Si tratta di un insieme abbastanza omogeneo per epoca e per qualità che racconta per lo più lo stile e l’espressione artistica della più influente famiglia di maiolicari abruzzesi Grue
e che comprende una targa devozionale raffigurante Sant’Antonio da
Padova ascrivibile a Liborio Grue, una Sacra Famiglia di ispirazione
cortonesca attribuibile a Candeloro Cappelletti ed una serie di piatti
con paesaggi arcadici nello stile di Nicola Grue il Giovane,
appartenente ad un ramo collaterale della famiglia.
Inoltre,
al fine di contestualizzare meglio l’importanza e la notorietà
internazionale acquisita nei primi decenni del XVIII secolo dai
manufatti realizzati a Castelli, la mostra si avvale del contributo
di alcune opere provenienti dalla collezione Matricardi di Ascoli
Piceno, giudicata recentemente da Timothy Wilson come la più importante
raccolta di maiolica castellana, presentata a Teramo nel 2012
in occasione di una esposizione fondamentale per lo sviluppo degli studi
sull’attività dei ceramisti abruzzesi.
Alle
opere di proprietà comunale saranno così affiancati piatti e vasi
realizzati da Carlo Antonio Grue, la cui figura ha assunto grazie agli
studi di Fernando Filipponi una straordinaria rilevanza nell’ambito
delle attività artistiche promosse dal pontefice Clemente XI e dei figli
Aurelio Anselmo e Liborio, con l’intento di affrancare da una
condizione di fenomeno locale quanto realizzato dai Grue, la cui
produzione, grazie ai legami familiari con i Duchi d’Acquaviva e con gli
Albani, si colloca invece in un contesto aperto alle più aggiornate
istanze della cultura europea di matrice classicista ed arcadica che
hanno consentito alle opere uscite dalle loro officine di essere contese
dai più illuminati collezionisti del XVIII secolo.

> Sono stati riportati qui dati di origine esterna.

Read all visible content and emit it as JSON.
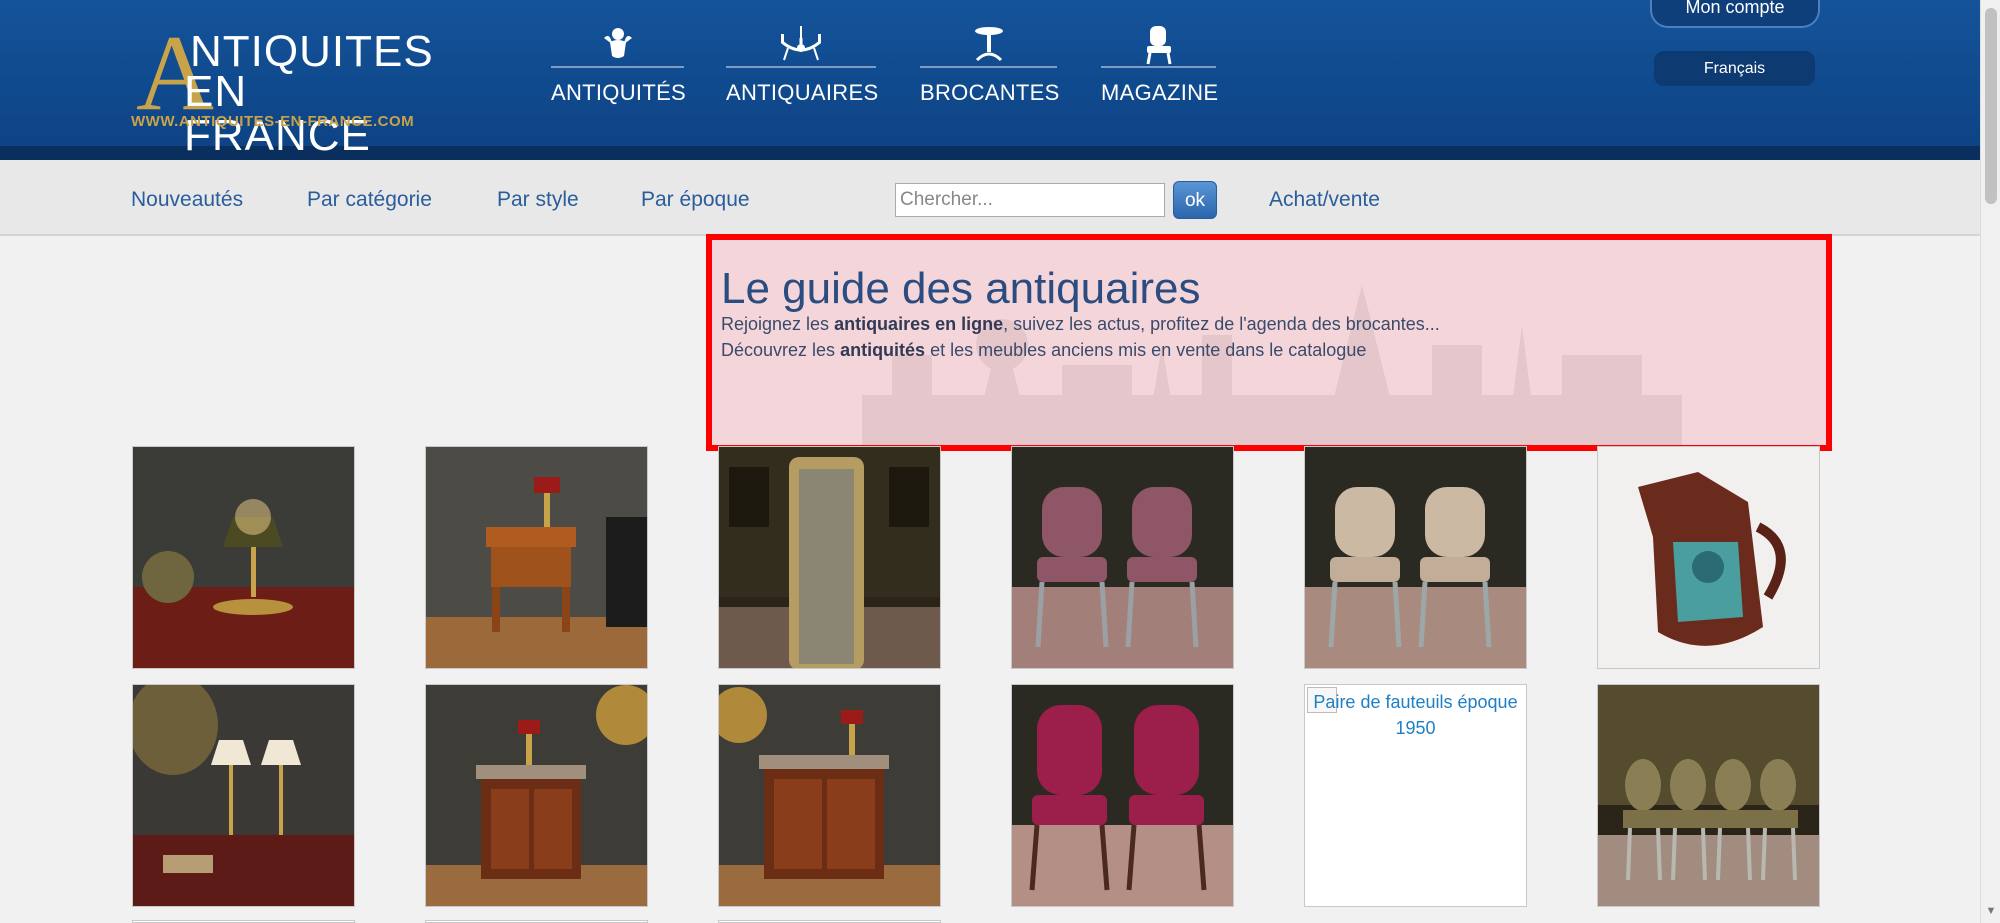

In mostra questa vocazione a fare della maiolica un prodotto artistico di prima qualità è ben dimostrata da una serie di preziosi manufatti destinati ad importanti personalità dello scenario politico e culturale internazionale:
è il caso dei quattro piatti con paesaggi arcadici che introducono
episodi vetero e neo testamentari collocati sullo sfondo dipinti da
Francesco Antonio Saverio Grue e racchiusi, al pari dei dipinti su tela,
entro delle raffinate cornici settecentesche in legno intagliato e
dorato che ne dichiarano la provenienza dalle collezioni reali sabaude,
appartennero infatti ad un sofisticato estimatore dell’arte rococò come
Umberto II. Anche la serie di mirabili piattini dipinti con scene
pastorali attribuiti ad Aurelio Anselmo ed al fratello Liborio Grue che
recano l’arme della famiglia Testa- Piccolomini o i grandi piatti con
l’insegna araldica del cardinale Ruffo mostrano come nel Settecento i
più importanti nomi dell’aristocrazia si avvalessero per l’arredo delle
loro abitazioni di quanto dipinto a Castelli.
Già da tempo per questi preziosi oggetti si era persa la originaria funzione d’uso e li si considerava rarità da esporre nei cabinets de curiositès o da appendere alle pareti di raffinati ambienti per essere apprezzate da una schiera di eletti intenditori, ora con la mostra La fragile bellezza Istoriato castellano fra XVII e XVIII secolo si
vuole ancora di più dimostrare come la perizia degli artisti della
famiglia Grue fosse riuscita nella ardita sfida di trasformare una
tecnica produttiva nata per la realizzazione di oggetti destinati
all’uso domestico, in un vera e propria forma di espressione artistica.